Extended sales tax, stealing highway improvement money or deeper cuts to state service.
Something’s got to give if lawmakers want to accommodate the income tax cuts that Gov. Sam Brownback and his conservative Republican allies pushed through last year and the additional reductions they seek this year.
It will likely come down to negotiations between the House and Senate, which have approved competing tax cut plans. Both aim to solve budget problems created by last year’s massive income tax cuts while also promising to continue a march to join nine other state with no income taxes.
Leaders on both sides said Wednesday that they’re optimistic they’ll find middle ground in the next couple of weeks before lawmakers take a month-long break.
But no one seems willing to speculate on how that compromise will be reached.
The Republican-dominated Legislature does, however, seem to agree that driving down income tax rates is the best way to spur job creation, a concept some Republicans and virtually all Democrats dispute.
“Jobs for our Kansas families create self-respect and the dignity of work providing for our families,” said Rep. Richard Carlson, R-St. Marys. “More jobs – not more welfare and food stamps – is the answer our working families are looking for in Kansas.”
Agreement on a tax cut plan likely comes down to extending some or all of the temporary sales tax increase that is set to expire this summer, shifting money away from highways, eliminating tax credits or deductions – or some combination of that – paired with spending restraint.
The House got a powerful 82-37 preliminary vote for its plan, after rejecting an idea to use money intended for long-term transportation projects to pay for income tax cuts. A final vote comes Thursday.
Without the highway money, the House plan is likely to cause major budget headaches as early as next year. The plan also doesn’t guarantee quick income tax cuts on top of those approved last year. Instead, it promises to drive down rates any year state revenues grow by more than 2 percent.
The state usually plans on 4 percent growth, but that’s less likely if the state stops collecting a six-tenths of a cent sales tax scheduled to expire in July.
The Senate plan, meanwhile, cuts the state’s lower tax rate to 1.9 percent by 2016 and drops the top rate to 3.5 percent in 2017. It extends that six-tenths of a cent sales tax increase indefinitely. That helps keep the state’s budget relatively healthy, at least in the short term, but it’s politically problematic for lawmakers who promised to let it expire or view it as a tax hike.
Senators’ plan would take any growth in state revenues beyond 4 percent each year and channel it toward more income-tax cuts.
Vastly outnumbered Democrats bristle at both plans.
“Every proposal offered either raises sales tax on the middle class, de-funds the state’s largest jobs program, or requires massive cuts to core investments, like education,” House Minority Leader Paul Davis, D-Lawrence, said in a prepared statement. “No proposal offered solves the projected long-term deficit that Gov. Brownback’s tax plan created.”

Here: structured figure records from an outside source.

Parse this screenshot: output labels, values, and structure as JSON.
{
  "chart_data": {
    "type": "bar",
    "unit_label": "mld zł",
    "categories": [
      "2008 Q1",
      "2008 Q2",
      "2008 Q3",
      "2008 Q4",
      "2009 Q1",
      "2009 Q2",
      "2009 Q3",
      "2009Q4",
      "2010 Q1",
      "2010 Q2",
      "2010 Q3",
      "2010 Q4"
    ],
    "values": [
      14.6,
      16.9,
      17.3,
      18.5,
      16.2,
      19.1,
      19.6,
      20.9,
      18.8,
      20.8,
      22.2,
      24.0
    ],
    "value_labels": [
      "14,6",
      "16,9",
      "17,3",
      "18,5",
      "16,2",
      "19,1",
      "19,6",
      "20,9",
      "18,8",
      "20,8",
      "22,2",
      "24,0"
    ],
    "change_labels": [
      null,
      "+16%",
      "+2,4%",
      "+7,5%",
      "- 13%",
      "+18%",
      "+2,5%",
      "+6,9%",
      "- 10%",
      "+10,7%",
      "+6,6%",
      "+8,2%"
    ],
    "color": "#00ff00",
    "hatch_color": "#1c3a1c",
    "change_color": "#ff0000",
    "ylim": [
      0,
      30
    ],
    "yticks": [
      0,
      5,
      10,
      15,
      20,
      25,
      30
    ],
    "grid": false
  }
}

The House plan took shape during a roughly 2.5-hour debate Wednesday.
Under Carlson’s original proposals, about $382 million that would have otherwise helped fuel a 10-year road improvement plan would have gone to the state’s general fund for the next two years.
That proved politically unpopular, and Kansas Department of Transportation Sec. Mike King warned it could delay or cancel projects statewide.
Carlson advocated cutting the proposed KDOT transfer in half. It passed on a 59-58 vote. He followed that up with a push to let all the money flow to KDOT, as planned. It passed on a voice vote.
Both the House and Senate plans would phase out the value of income tax deductions, such as the mortgage interest deduction, as income tax rates decline. The first step would trim the value of the deductions by 24 percent.
Democrats have blasted Republicans for pushing through massive income tax cuts last year, virtually forcing the state to find more revenue this year to avoid deep cuts.
That tax bill eliminated the tax on the profits of about 191,000 businesses and farms and lowered rates to 4.9 percent for the higher-income bracket and 3 percent for the lower-income bracket. It eliminated a host of tax credits and deductions, such as the food sales tax rebate that benefits poor working families.
House lawmakers tried revisit to last year’s cuts.
One attempt sought to reinstate the adoption credit. That failed.
Another push would have kept all deductions at full value, as opposed to phasing them out as tax rates decline. It failed on a 38-79 vote. And a push to tax rental and royalty for businesses that had taxes eliminated last year failed on a 37-70 vote.
“Somewhere there are winners, somewhere there are losers,” Rep. Nile Dillmore, D-Wichita, said of the plan to find new revenue to backfill the tax cuts. “The losers are the ones who have to pay half a billion over the next five years to pay for this tax plan.”